The last plenary speaker was Lina Navickaite-Martinelli from Lithuanian Academy of Music, Vilnius. She is now giving speeches on musical performance in many international conventions after her very succesful doctoral thesis on various Beethoven interpretations. She was able to combine there semiotic models into her approach like in the quadrangular model portraying performance, work, non-work and non-performance. Shewas able to analyse convincingly the signification performer brings to musical communication as cwell as the impact of the context. Can the model be used f or evaluation of musical performances would a challenging question. Her speech animated a lively discussion in the audience.

In the final discussion the whole staff debated about the language of the scholarly communication and the problem how much general audience would understand about our speeches in the symposium. Well, this was a scientific gathering – so such a total popularity would be impossible. Scholars have the right to converse with their own technical and theoretical terms, that is clear. It was also discussed whether Catalunyan could be acceptable as the language; I would with my experience of international congresses from over 45 years, say that everyone chooses his/her language. We are in the Europe, so all of its languages are acceptable…in principle. But if you want to be understood by the majority of listeners, you may choose English. It is not any ideological choice but purely pragmatic issue.

I had the joy to dinner also with the new director of ESMUC, just nominated, Dr. Melissa Mercadal. I was very delighted to notice she is also one of us, i.e. scholars and not only a technical administrator, her special field being musical therapy. So we can be sure the ESMUC will flourish and continue its success and reputation as an important European music education center.

Finally, there was a symphony concert at Sala Pau Casals in the same block as the School of Music, its auditorium is a most beautiful modern creation of music architecture using the yellowish wooden walls and having a superb natural acoustics which does not need any electronic amplification.
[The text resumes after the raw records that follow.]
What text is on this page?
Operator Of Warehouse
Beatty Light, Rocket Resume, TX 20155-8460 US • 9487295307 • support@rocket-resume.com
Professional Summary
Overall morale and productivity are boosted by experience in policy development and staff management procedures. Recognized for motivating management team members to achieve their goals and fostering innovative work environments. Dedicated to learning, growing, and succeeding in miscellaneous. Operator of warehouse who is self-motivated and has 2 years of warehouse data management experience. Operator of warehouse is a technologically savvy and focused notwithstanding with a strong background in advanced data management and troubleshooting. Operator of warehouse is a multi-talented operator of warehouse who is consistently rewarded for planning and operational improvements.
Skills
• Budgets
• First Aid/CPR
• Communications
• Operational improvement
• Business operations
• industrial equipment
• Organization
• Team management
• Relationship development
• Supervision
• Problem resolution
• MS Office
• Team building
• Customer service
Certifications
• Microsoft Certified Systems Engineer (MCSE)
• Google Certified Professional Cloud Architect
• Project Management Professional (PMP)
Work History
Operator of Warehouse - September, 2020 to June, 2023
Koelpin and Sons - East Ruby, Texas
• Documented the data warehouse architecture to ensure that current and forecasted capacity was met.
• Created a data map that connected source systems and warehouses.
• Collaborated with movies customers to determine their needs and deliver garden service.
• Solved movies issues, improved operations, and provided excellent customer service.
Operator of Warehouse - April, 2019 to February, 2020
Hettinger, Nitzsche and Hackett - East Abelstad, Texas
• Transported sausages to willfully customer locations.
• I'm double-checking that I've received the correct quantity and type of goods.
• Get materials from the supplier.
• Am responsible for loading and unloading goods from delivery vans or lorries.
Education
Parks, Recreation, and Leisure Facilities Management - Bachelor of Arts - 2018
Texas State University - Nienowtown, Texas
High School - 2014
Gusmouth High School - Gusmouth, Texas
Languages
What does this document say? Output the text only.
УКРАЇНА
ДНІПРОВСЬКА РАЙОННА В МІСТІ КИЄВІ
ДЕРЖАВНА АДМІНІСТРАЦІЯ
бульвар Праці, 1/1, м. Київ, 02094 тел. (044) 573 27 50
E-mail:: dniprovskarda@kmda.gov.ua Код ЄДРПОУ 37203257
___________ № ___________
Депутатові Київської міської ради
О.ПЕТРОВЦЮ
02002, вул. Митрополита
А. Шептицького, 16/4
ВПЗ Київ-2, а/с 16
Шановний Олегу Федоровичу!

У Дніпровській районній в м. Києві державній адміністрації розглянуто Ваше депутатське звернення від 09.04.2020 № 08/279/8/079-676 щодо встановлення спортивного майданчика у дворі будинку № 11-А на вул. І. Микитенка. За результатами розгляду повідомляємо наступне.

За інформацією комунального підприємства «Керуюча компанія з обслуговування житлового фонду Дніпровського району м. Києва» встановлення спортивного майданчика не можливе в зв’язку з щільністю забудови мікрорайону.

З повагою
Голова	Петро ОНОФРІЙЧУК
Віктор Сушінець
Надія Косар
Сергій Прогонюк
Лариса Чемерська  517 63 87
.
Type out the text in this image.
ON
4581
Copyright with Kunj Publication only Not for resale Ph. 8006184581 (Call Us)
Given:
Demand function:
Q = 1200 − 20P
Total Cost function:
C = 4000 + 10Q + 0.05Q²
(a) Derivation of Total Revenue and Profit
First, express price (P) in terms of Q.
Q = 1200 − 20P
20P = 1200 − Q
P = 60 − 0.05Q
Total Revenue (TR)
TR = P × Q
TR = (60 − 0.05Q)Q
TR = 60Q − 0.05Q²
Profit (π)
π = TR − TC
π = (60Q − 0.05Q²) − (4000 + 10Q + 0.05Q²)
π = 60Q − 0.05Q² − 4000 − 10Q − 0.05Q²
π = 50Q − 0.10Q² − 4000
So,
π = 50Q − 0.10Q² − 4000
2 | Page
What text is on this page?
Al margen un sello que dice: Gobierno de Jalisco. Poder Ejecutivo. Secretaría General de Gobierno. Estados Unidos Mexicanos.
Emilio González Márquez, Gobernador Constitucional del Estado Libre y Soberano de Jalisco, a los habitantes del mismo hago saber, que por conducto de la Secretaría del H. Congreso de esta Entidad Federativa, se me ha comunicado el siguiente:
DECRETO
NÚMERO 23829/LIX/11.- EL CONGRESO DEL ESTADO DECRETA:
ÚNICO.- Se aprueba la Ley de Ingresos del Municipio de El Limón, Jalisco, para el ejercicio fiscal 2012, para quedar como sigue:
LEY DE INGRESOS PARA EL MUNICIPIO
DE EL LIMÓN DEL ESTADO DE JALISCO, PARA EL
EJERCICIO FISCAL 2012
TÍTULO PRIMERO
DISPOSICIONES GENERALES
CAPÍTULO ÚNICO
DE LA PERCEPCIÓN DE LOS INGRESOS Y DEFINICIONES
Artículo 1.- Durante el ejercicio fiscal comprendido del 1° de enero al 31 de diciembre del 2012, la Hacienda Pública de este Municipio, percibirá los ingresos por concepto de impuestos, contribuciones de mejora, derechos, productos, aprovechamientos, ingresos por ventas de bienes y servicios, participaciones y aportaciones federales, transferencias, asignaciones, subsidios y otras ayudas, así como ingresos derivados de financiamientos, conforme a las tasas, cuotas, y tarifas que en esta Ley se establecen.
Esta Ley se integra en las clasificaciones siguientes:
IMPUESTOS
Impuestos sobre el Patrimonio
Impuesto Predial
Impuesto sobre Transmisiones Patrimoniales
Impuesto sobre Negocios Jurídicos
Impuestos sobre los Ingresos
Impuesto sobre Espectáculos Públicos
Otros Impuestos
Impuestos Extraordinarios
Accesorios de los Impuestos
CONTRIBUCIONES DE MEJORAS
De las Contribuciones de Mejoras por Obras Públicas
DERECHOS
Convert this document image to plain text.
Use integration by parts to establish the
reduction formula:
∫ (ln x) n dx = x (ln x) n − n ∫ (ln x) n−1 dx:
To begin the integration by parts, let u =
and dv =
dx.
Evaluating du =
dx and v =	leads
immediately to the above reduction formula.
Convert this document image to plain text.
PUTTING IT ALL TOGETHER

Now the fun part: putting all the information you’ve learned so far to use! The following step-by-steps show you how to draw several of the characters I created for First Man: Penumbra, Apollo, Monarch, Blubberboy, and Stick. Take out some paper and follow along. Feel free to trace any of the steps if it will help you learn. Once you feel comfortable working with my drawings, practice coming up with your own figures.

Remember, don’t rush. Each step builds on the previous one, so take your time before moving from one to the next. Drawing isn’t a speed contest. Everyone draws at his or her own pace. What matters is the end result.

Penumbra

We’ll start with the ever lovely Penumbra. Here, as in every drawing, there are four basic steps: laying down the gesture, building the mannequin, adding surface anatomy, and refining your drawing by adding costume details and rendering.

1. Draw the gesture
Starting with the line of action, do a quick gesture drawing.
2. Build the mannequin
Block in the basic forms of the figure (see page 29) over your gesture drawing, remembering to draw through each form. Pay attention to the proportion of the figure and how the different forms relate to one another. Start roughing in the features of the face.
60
Oh, if we had got in Helsinki something similar! We heard there the orquestra simfònica de Barcelona i Nacional de Catalunya which played under Sylvain Cambreling and Garrick Ohlsson as soloist. He played the same Beethoven concerto in G which I had just heard in Helsiinki a week ago with Yefim Bronfman and Concertgebouw Orchestra. The main number was, however, Berlioz’ Symphonie Phantastique a work which has exercised a huge impact in music history – with almost non-existant musical substance. The secret is in its orchestration, of course. All composers after him were under his influence from Wagner to Sibelius. Yet, there is a saying in Vienna: what remains if the orchestra is taken away from Berlioz? Bad harmony! Particularly the wind instruments and brass choir of the orchestra were brilliant.